2. The lack of personal freedom. It seems ironic that the people who fight for America’s freedoms get to enjoy very few freedoms themselves. I’m not even talking about the freedom of speech, because it does make sense that we cant say whatever we want to. I’m talking about the freedom to enjoy ourselves when we have a little bit of downtime. There are certain places we cant go, if you want to fly home to see your family over a long weekend you have to ask permission and have a reason, as if I haven’t seen them in six months isn’t a good enough reason already. And filling out a piece of paper telling your leadership everything you plan on doing over a weekend? Come on…

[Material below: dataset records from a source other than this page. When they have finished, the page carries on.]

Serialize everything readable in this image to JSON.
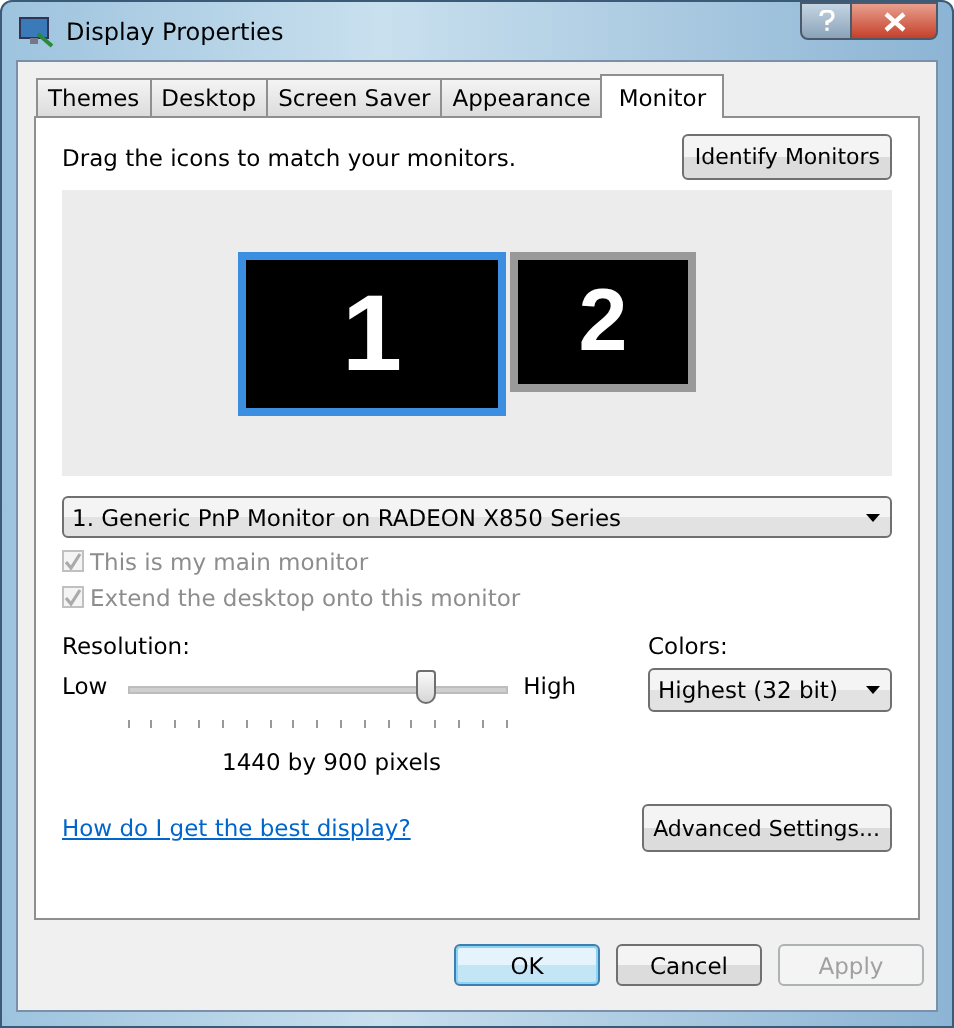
{
  "window": {
    "title": "Display Properties"
  },
  "tabs": [
    {
      "label": "Themes",
      "selected": false
    },
    {
      "label": "Desktop",
      "selected": false
    },
    {
      "label": "Screen Saver",
      "selected": false
    },
    {
      "label": "Appearance",
      "selected": false
    },
    {
      "label": "Monitor",
      "selected": true
    }
  ],
  "instruction": "Drag the icons to match your monitors.",
  "identify_button": "Identify Monitors",
  "monitors": [
    {
      "label": "1",
      "selected": true
    },
    {
      "label": "2",
      "selected": false
    }
  ],
  "monitor_dropdown": {
    "value": "1. Generic PnP Monitor on RADEON X850 Series"
  },
  "checkboxes": [
    {
      "label": "This is my main monitor",
      "checked": true,
      "disabled": true
    },
    {
      "label": "Extend the desktop onto this monitor",
      "checked": true,
      "disabled": true
    }
  ],
  "resolution": {
    "label": "Resolution:",
    "low": "Low",
    "high": "High",
    "level": 0.79,
    "reading": "1440 by 900 pixels"
  },
  "colors": {
    "label": "Colors:",
    "value": "Highest (32 bit)"
  },
  "help_link": "How do I get the best display?",
  "advanced_button": "Advanced Settings...",
  "buttons": [
    {
      "label": "OK",
      "kind": "default",
      "disabled": false
    },
    {
      "label": "Cancel",
      "kind": "normal",
      "disabled": false
    },
    {
      "label": "Apply",
      "kind": "normal",
      "disabled": true
    }
  ]
}
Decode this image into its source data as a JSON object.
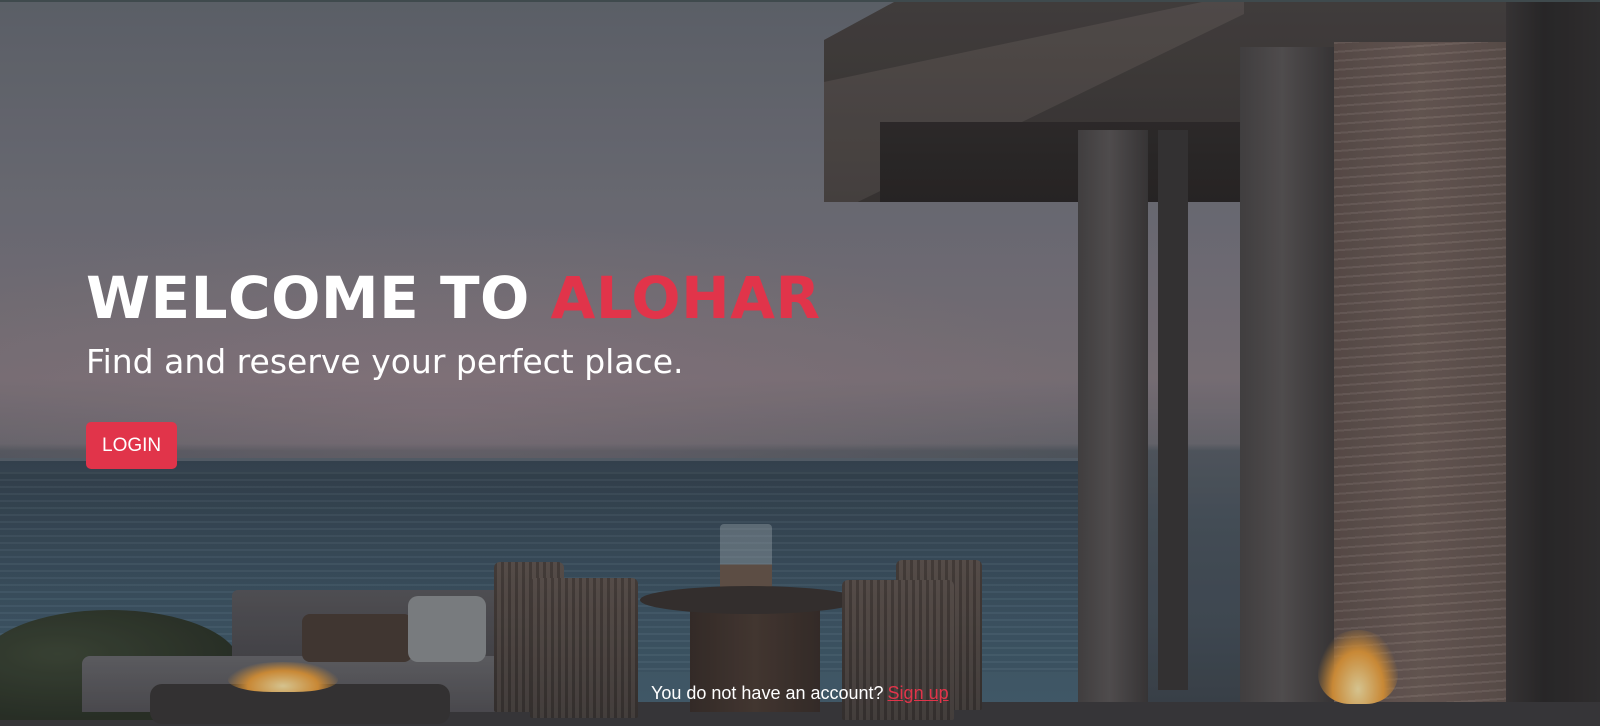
{
  "hero": {
    "headline_prefix": "WELCOME TO",
    "headline_brand": "ALOHAR",
    "subtitle": "Find and reserve your perfect place.",
    "login_label": "LOGIN"
  },
  "footer": {
    "prompt": "You do not have an account?",
    "signup_label": "Sign up"
  },
  "colors": {
    "accent": "#e1344a",
    "text": "#ffffff"
  }
}
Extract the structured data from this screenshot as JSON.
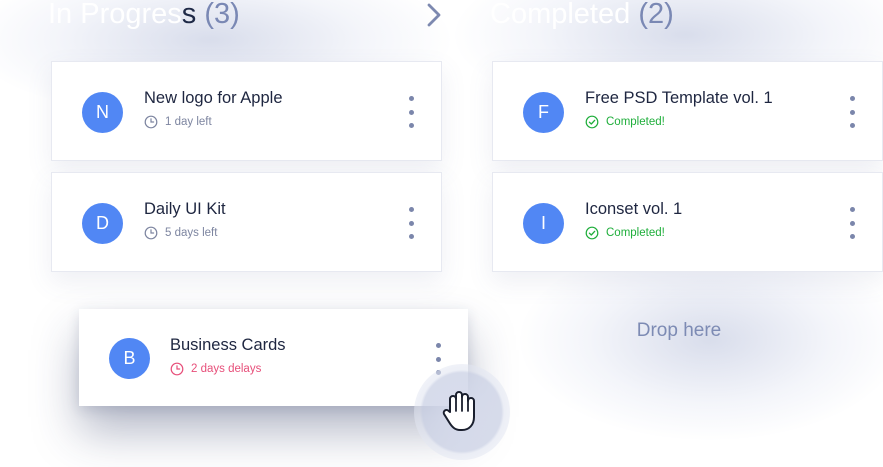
{
  "columns": [
    {
      "title_head": "In Progres",
      "title_tail": "s",
      "count": "(3)",
      "cards": [
        {
          "initial": "N",
          "title": "New logo for Apple",
          "meta": "1 day left",
          "status": "time"
        },
        {
          "initial": "D",
          "title": "Daily UI Kit",
          "meta": "5 days left",
          "status": "time"
        }
      ]
    },
    {
      "title_head": "Completed",
      "count": "(2)",
      "cards": [
        {
          "initial": "F",
          "title": "Free PSD Template vol. 1",
          "meta": "Completed!",
          "status": "done"
        },
        {
          "initial": "I",
          "title": "Iconset vol. 1",
          "meta": "Completed!",
          "status": "done"
        }
      ]
    }
  ],
  "dragged_card": {
    "initial": "B",
    "title": "Business Cards",
    "meta": "2 days delays",
    "status": "late"
  },
  "drop_zone": {
    "label": "Drop here"
  },
  "icons": {
    "next_column": "chevron-right-icon",
    "time": "clock-icon",
    "done": "check-circle-icon",
    "menu": "more-vertical-icon",
    "cursor": "grab-hand-cursor-icon"
  },
  "colors": {
    "avatar": "#5187f4",
    "completed": "#1fae3b",
    "delayed": "#e74f7a",
    "column_count": "#7a88b4",
    "drop_text": "#7d8bb4"
  }
}
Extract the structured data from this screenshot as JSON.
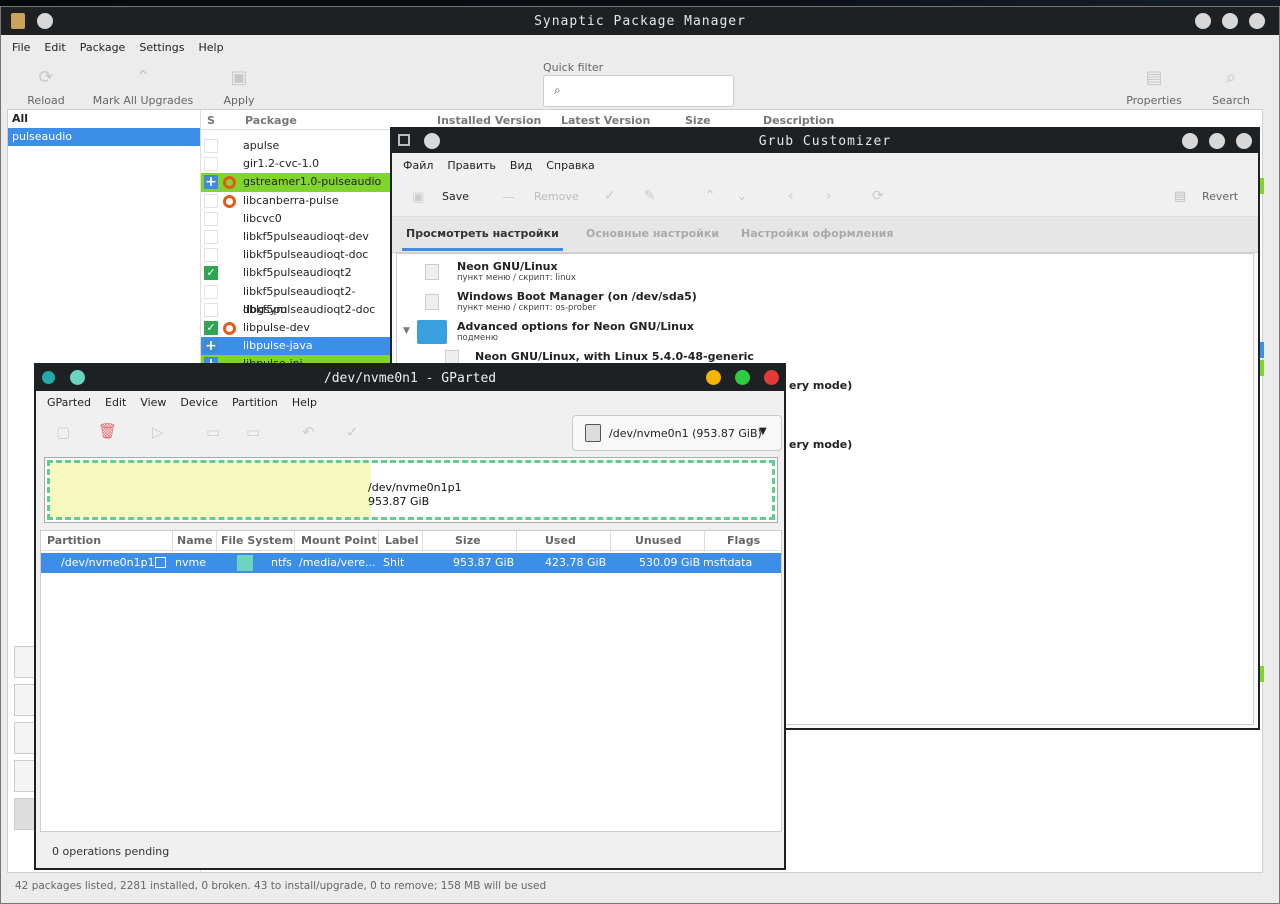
{
  "synaptic": {
    "title": "Synaptic Package Manager",
    "menu": [
      "File",
      "Edit",
      "Package",
      "Settings",
      "Help"
    ],
    "toolbar": {
      "reload": "Reload",
      "mark_all": "Mark All Upgrades",
      "apply": "Apply",
      "quick_filter": "Quick filter",
      "properties": "Properties",
      "search": "Search"
    },
    "categories": [
      "All",
      "pulseaudio"
    ],
    "columns": {
      "s": "S",
      "package": "Package",
      "installed": "Installed Version",
      "latest": "Latest Version",
      "size": "Size",
      "description": "Description"
    },
    "packages": [
      {
        "name": "apulse",
        "status": "none",
        "ubuntu": false,
        "hl": ""
      },
      {
        "name": "gir1.2-cvc-1.0",
        "status": "none",
        "ubuntu": false,
        "hl": ""
      },
      {
        "name": "gstreamer1.0-pulseaudio",
        "status": "install",
        "ubuntu": true,
        "hl": "green"
      },
      {
        "name": "libcanberra-pulse",
        "status": "none",
        "ubuntu": true,
        "hl": ""
      },
      {
        "name": "libcvc0",
        "status": "none",
        "ubuntu": false,
        "hl": ""
      },
      {
        "name": "libkf5pulseaudioqt-dev",
        "status": "none",
        "ubuntu": false,
        "hl": ""
      },
      {
        "name": "libkf5pulseaudioqt-doc",
        "status": "none",
        "ubuntu": false,
        "hl": ""
      },
      {
        "name": "libkf5pulseaudioqt2",
        "status": "installed",
        "ubuntu": false,
        "hl": ""
      },
      {
        "name": "libkf5pulseaudioqt2-dbgsym",
        "status": "none",
        "ubuntu": false,
        "hl": ""
      },
      {
        "name": "libkf5pulseaudioqt2-doc",
        "status": "none",
        "ubuntu": false,
        "hl": ""
      },
      {
        "name": "libpulse-dev",
        "status": "installed",
        "ubuntu": true,
        "hl": ""
      },
      {
        "name": "libpulse-java",
        "status": "install",
        "ubuntu": false,
        "hl": "sel"
      },
      {
        "name": "libpulse-jni",
        "status": "install",
        "ubuntu": false,
        "hl": "green"
      }
    ],
    "statusbar": "42 packages listed, 2281 installed, 0 broken. 43 to install/upgrade, 0 to remove; 158 MB will be used"
  },
  "grub": {
    "title": "Grub Customizer",
    "menu": [
      "Файл",
      "Править",
      "Вид",
      "Справка"
    ],
    "toolbar": {
      "save": "Save",
      "remove": "Remove",
      "revert": "Revert"
    },
    "tabs": [
      "Просмотреть настройки",
      "Основные настройки",
      "Настройки оформления"
    ],
    "entries": [
      {
        "title": "Neon GNU/Linux",
        "sub": "пункт меню / скрипт: linux"
      },
      {
        "title": "Windows Boot Manager (on /dev/sda5)",
        "sub": "пункт меню / скрипт: os-prober"
      },
      {
        "title": "Advanced options for Neon GNU/Linux",
        "sub": "подменю"
      }
    ],
    "child": "Neon GNU/Linux, with Linux 5.4.0-48-generic",
    "partial1": "ery mode)",
    "partial2": "ery mode)"
  },
  "gparted": {
    "title": "/dev/nvme0n1 - GParted",
    "menu": [
      "GParted",
      "Edit",
      "View",
      "Device",
      "Partition",
      "Help"
    ],
    "device": "/dev/nvme0n1 (953.87 GiB)",
    "map": {
      "name": "/dev/nvme0n1p1",
      "size": "953.87 GiB",
      "used_fraction": 0.444
    },
    "columns": [
      "Partition",
      "Name",
      "File System",
      "Mount Point",
      "Label",
      "Size",
      "Used",
      "Unused",
      "Flags"
    ],
    "row": {
      "partition": "/dev/nvme0n1p1",
      "name": "nvme",
      "fs": "ntfs",
      "mount": "/media/vere...",
      "label": "Shit",
      "size": "953.87 GiB",
      "used": "423.78 GiB",
      "unused": "530.09 GiB",
      "flags": "msftdata"
    },
    "status": "0 operations pending"
  }
}
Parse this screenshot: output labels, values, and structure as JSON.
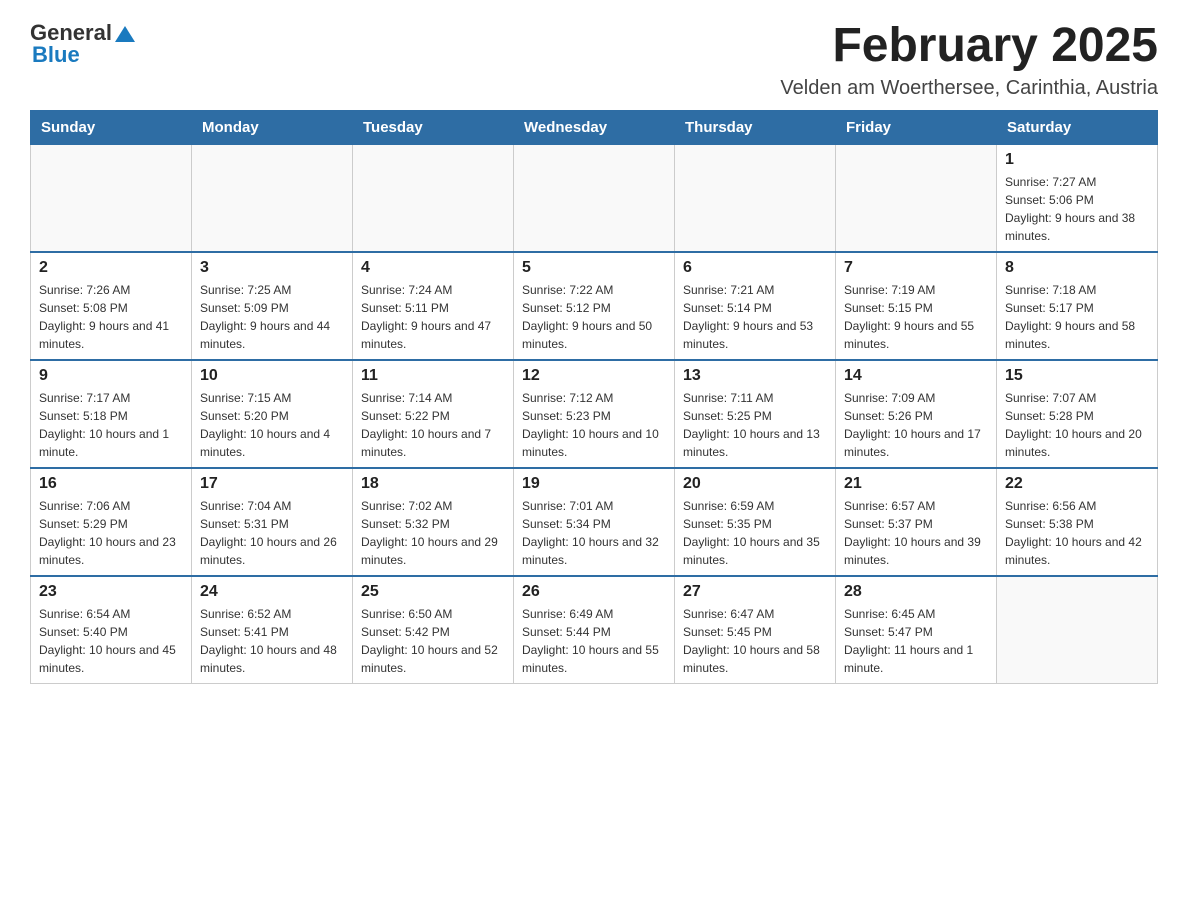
{
  "header": {
    "logo_general": "General",
    "logo_blue": "Blue",
    "month_title": "February 2025",
    "location": "Velden am Woerthersee, Carinthia, Austria"
  },
  "weekdays": [
    "Sunday",
    "Monday",
    "Tuesday",
    "Wednesday",
    "Thursday",
    "Friday",
    "Saturday"
  ],
  "weeks": [
    [
      {
        "day": "",
        "info": ""
      },
      {
        "day": "",
        "info": ""
      },
      {
        "day": "",
        "info": ""
      },
      {
        "day": "",
        "info": ""
      },
      {
        "day": "",
        "info": ""
      },
      {
        "day": "",
        "info": ""
      },
      {
        "day": "1",
        "info": "Sunrise: 7:27 AM\nSunset: 5:06 PM\nDaylight: 9 hours and 38 minutes."
      }
    ],
    [
      {
        "day": "2",
        "info": "Sunrise: 7:26 AM\nSunset: 5:08 PM\nDaylight: 9 hours and 41 minutes."
      },
      {
        "day": "3",
        "info": "Sunrise: 7:25 AM\nSunset: 5:09 PM\nDaylight: 9 hours and 44 minutes."
      },
      {
        "day": "4",
        "info": "Sunrise: 7:24 AM\nSunset: 5:11 PM\nDaylight: 9 hours and 47 minutes."
      },
      {
        "day": "5",
        "info": "Sunrise: 7:22 AM\nSunset: 5:12 PM\nDaylight: 9 hours and 50 minutes."
      },
      {
        "day": "6",
        "info": "Sunrise: 7:21 AM\nSunset: 5:14 PM\nDaylight: 9 hours and 53 minutes."
      },
      {
        "day": "7",
        "info": "Sunrise: 7:19 AM\nSunset: 5:15 PM\nDaylight: 9 hours and 55 minutes."
      },
      {
        "day": "8",
        "info": "Sunrise: 7:18 AM\nSunset: 5:17 PM\nDaylight: 9 hours and 58 minutes."
      }
    ],
    [
      {
        "day": "9",
        "info": "Sunrise: 7:17 AM\nSunset: 5:18 PM\nDaylight: 10 hours and 1 minute."
      },
      {
        "day": "10",
        "info": "Sunrise: 7:15 AM\nSunset: 5:20 PM\nDaylight: 10 hours and 4 minutes."
      },
      {
        "day": "11",
        "info": "Sunrise: 7:14 AM\nSunset: 5:22 PM\nDaylight: 10 hours and 7 minutes."
      },
      {
        "day": "12",
        "info": "Sunrise: 7:12 AM\nSunset: 5:23 PM\nDaylight: 10 hours and 10 minutes."
      },
      {
        "day": "13",
        "info": "Sunrise: 7:11 AM\nSunset: 5:25 PM\nDaylight: 10 hours and 13 minutes."
      },
      {
        "day": "14",
        "info": "Sunrise: 7:09 AM\nSunset: 5:26 PM\nDaylight: 10 hours and 17 minutes."
      },
      {
        "day": "15",
        "info": "Sunrise: 7:07 AM\nSunset: 5:28 PM\nDaylight: 10 hours and 20 minutes."
      }
    ],
    [
      {
        "day": "16",
        "info": "Sunrise: 7:06 AM\nSunset: 5:29 PM\nDaylight: 10 hours and 23 minutes."
      },
      {
        "day": "17",
        "info": "Sunrise: 7:04 AM\nSunset: 5:31 PM\nDaylight: 10 hours and 26 minutes."
      },
      {
        "day": "18",
        "info": "Sunrise: 7:02 AM\nSunset: 5:32 PM\nDaylight: 10 hours and 29 minutes."
      },
      {
        "day": "19",
        "info": "Sunrise: 7:01 AM\nSunset: 5:34 PM\nDaylight: 10 hours and 32 minutes."
      },
      {
        "day": "20",
        "info": "Sunrise: 6:59 AM\nSunset: 5:35 PM\nDaylight: 10 hours and 35 minutes."
      },
      {
        "day": "21",
        "info": "Sunrise: 6:57 AM\nSunset: 5:37 PM\nDaylight: 10 hours and 39 minutes."
      },
      {
        "day": "22",
        "info": "Sunrise: 6:56 AM\nSunset: 5:38 PM\nDaylight: 10 hours and 42 minutes."
      }
    ],
    [
      {
        "day": "23",
        "info": "Sunrise: 6:54 AM\nSunset: 5:40 PM\nDaylight: 10 hours and 45 minutes."
      },
      {
        "day": "24",
        "info": "Sunrise: 6:52 AM\nSunset: 5:41 PM\nDaylight: 10 hours and 48 minutes."
      },
      {
        "day": "25",
        "info": "Sunrise: 6:50 AM\nSunset: 5:42 PM\nDaylight: 10 hours and 52 minutes."
      },
      {
        "day": "26",
        "info": "Sunrise: 6:49 AM\nSunset: 5:44 PM\nDaylight: 10 hours and 55 minutes."
      },
      {
        "day": "27",
        "info": "Sunrise: 6:47 AM\nSunset: 5:45 PM\nDaylight: 10 hours and 58 minutes."
      },
      {
        "day": "28",
        "info": "Sunrise: 6:45 AM\nSunset: 5:47 PM\nDaylight: 11 hours and 1 minute."
      },
      {
        "day": "",
        "info": ""
      }
    ]
  ]
}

1. Deployments. This one should be easy enough to understand but Ill hash it out anyway. Imagine going to a country that can get up to 120 degrees. Now imagine you have to wear 45 lbs of gear. Now think for a minute that you may be driving along one day and within a second you could lose an arm or a leg or your life. Sounds pretty fun don’t it? Now imagine your married or have a girlfriend, and after six months of dealing with all the things I listed up above she wants a divorce, or is breaking up with you because she cant keep her legs shut. Imagine you have kids and she is going to take them with her. Imagine there is nothing you can do about it because your over here in the land of the sand and she’s over there getting nailed by the electrician while she signs the papers to make it all final. Imagine missing birthdays, thanksgivings, Christmases, children being born, death of loved ones, anything else you can think of. Even if your lucky enough to not have this happen to you it’s always there in the back of your head. In the last two deployments I’ve done the issues above have got to three people enough to make them put a hole in their head for a faster way out. Official cause of death… non combat related injury.

0. I’m going to cheat here and add an 11th reason. What kind of a person the Army makes you. I cant speak to people who have an easy job or are in a better unit, but when your in a unit that makes you watch your back for four years rather than look out for you, you become pretty surely. When you have to act like everything is fine just so you don’t get bitched at you become pretty closed off. When your taught the only way to get through to people is by putting them down and yelling, you tend to become an asshole. And when you fail to follow one of those guidelines your labeled as a shit bag and your career might as well be over. The Army has made some pretty good changes in how I think and behave I cant argue that I’ve become more mature, and see things for more than face value, but is that really worth being colder, meaner, and pretty much one of the biggest narcissists ever?